In another example of gears, we see that TAPIR loses track of many gear points, but BootsTAPIR maintains them.

Libero: In this experiment, we apply TAPIR (left), BootsTAPIR (center), and a BootsTAPIR further finetuned on Libero (BootsTAPIR-Libero) to Libero videos. This dataset has no ground truth, so we apply the algorithms to query points sampled in a semi-dense grid on the first frame. We see that BootsTAP on internet data improves performance, especially scale invariance, but training specifically on Libero improves results even further.

TAPIR

BootsTAPIR

BootsTAPIR-Libero

For both the grid of points on the countertop and the points on the bowl, TAPIR loses many points quite quickly. BootsTAPIR improves on this, keeping more points, but for BootsTAPIR, the grid structure remains visible on both and relatively few points are lost.

TAPIR

BootsTAPIR

BootsTAPIR-Libero

The appearance of the book changes substantially due to the way the pages are rendered. TAPIR loses most of these points; BootsTAPIR keeps points near the book cover, but BootsTAPIR-Libero keeps quite a few even on the pages.

TAPIR

BootsTAPIR

BootsTAPIR-Libero

Due to the large changes in scale on the stovetop, TAPIR loses many points. BootsTAPIR recovers some of them, but BootsTAPIR-Libero keeps enough to see the grid structure.

TAPIR

BootsTAPIR

BootsTAPIR-Libero

Note in particular the points on the inside of the cup. TAPIR loses all of the points after the change in pose; BootsTAPIR keeps more of them, but the positions end up wrong after a while, with the blue point sliding down relative to where it should be toward the end of the video. BootsTAPIR-Libero fixes this problem.

TAPIR

BootsTAPIR

BootsTAPIR-Libero

TAPIR not only loses many points on the chocolate pudding, but also on the background as the camera zooms in. BootsTAPIR improves on this, but still makes errors, including tracking the wrong edge of the drawer. BootsTAPIR-Libero fixes this error, and also tracks the points on the pudding for a larger number of frames.

TAPIR

BootsTAPIR

BootsTAPIR-Libero

Here BootsTAPIR improves tracking of the points on the cup, and BootsTAPIR-Libero improves them even further.

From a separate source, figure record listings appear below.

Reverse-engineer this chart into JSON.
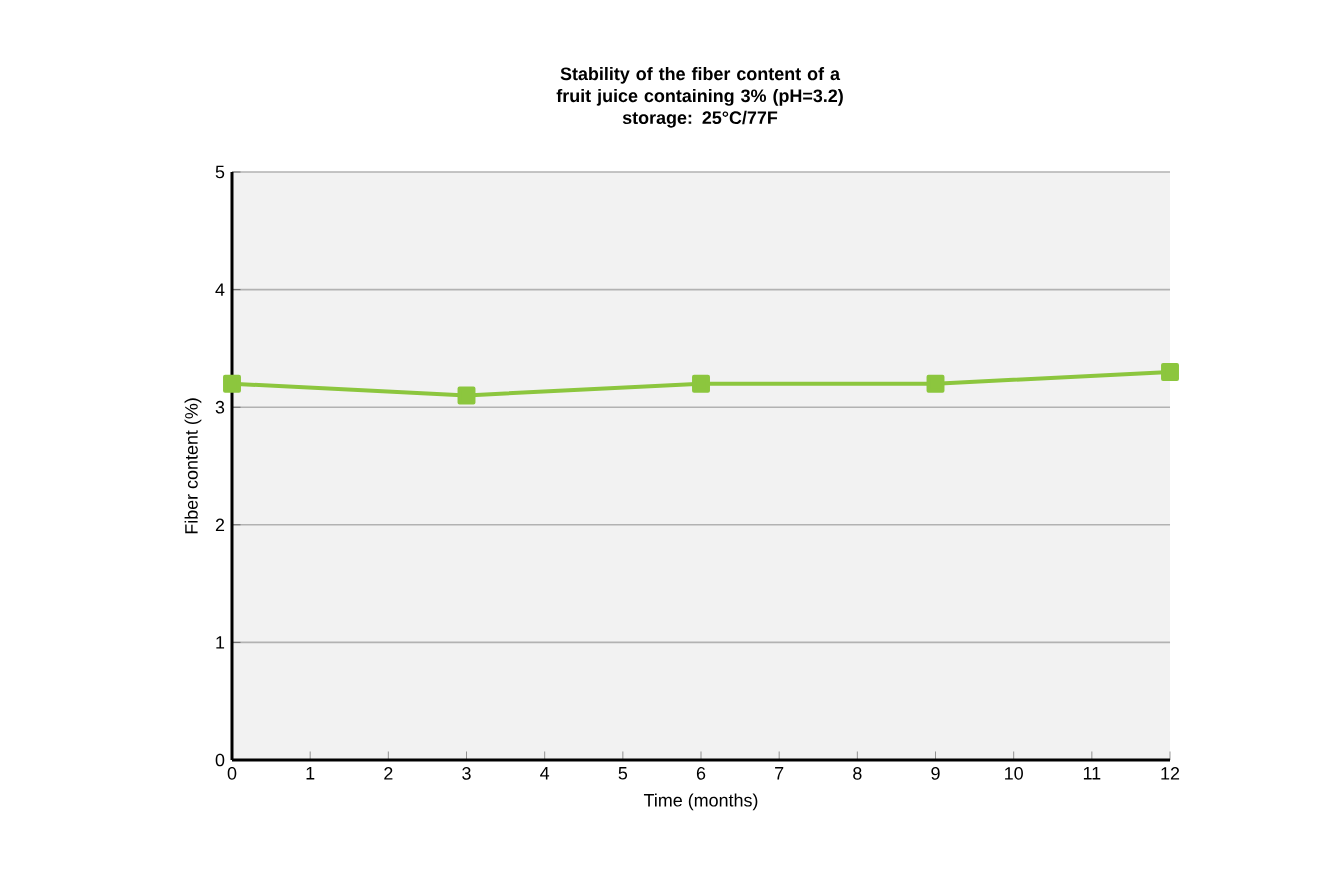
{
  "chart_data": {
    "type": "line",
    "title": "Stability of the fiber content of a fruit juice containing 3% (pH=3.2)",
    "subtitle": "storage: 25°C/77F",
    "xlabel": "Time (months)",
    "ylabel": "Fiber content (%)",
    "x": [
      0,
      3,
      6,
      9,
      12
    ],
    "series": [
      {
        "color": "#8cc63e",
        "values": [
          3.2,
          3.1,
          3.2,
          3.2,
          3.3
        ]
      }
    ],
    "xlim": [
      0,
      12
    ],
    "xticks": [
      0,
      1,
      2,
      3,
      4,
      5,
      6,
      7,
      8,
      9,
      10,
      11,
      12
    ],
    "ylim": [
      0,
      5
    ],
    "yticks": [
      0,
      1,
      2,
      3,
      4,
      5
    ],
    "grid": "y",
    "marker": "square",
    "line_style": "solid"
  }
}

RoboCAT-NIST: In this study, we apply both TAPIR (left) and BootsTAPIR (right) to very challenging sequences of NIST gear insertion, as viewed from the gripper camera. Due to the lack of texture and the rotational symmetry, the correspondence is difficult to perceive, leading to many failures from the original TAPIR model. We manually select query points on the gears by automatically selecting a grid of red pixels on the first frame, therefore producing a set of points on task-relevant objects inspired by RoboTAP (note that this selection process is imperfect, and we expect real-world query point selection to be more sophisticated; this is just to prevent clutter in the display).

TAPIR

BootsTAPIR

A common failure mode of TAPIR is large changes in scale; the scale invariances learned on Kubric data may not generalize to real-world data. BootsTAPIR often fixes these issues.

TAPIR

BootsTAPIR

Large textureless regions can cause jittery predictions from TAPIR, but BootsTAPIR integrates context better.

TAPIR

BootsTAPIR

In this video, reflections on the gear cause failures from TAPIR, as Kubric videos have limited specularity. BootsTAPIR learns better invariance from real videos.

TAPIR

BootsTAPIR

Large occlusions for objects unlike those in Kubric can cause TAPIR to lose tracks, while BootsTAPIR has better invariance.

TAPIR

BootsTAPIR

Here, a sudden fast motion causes TAPIR to lose many points, but BootsTAPIR keeps better track.

TAPIR

BootsTAPIR

BootsTAPIR successfully tracks this small gear across a large motion, keeping the points in a rigid configuration, while TAPIR loses many points.

TAPIR

BootsTAPIR

This example combines many of the aforementioned challenges, and BootsTAPIR does a good job of tracking the gear nevertheless.

Related Work

TAPIR is the foundational visual perception model for this work. It provides fast and accurate tracking of any point in a video, and has some cool video generation applications.

RoboTAP, ATM, and Track2Act demonstrate how TAP can transform few-shot learning in robotics.

VideoDoodles shows how TAP can enable intuitive animations on top of real videos.

OmniMotion, SpaTracker, and VGGSfM show how TAP can contribute to 3D scene understanding.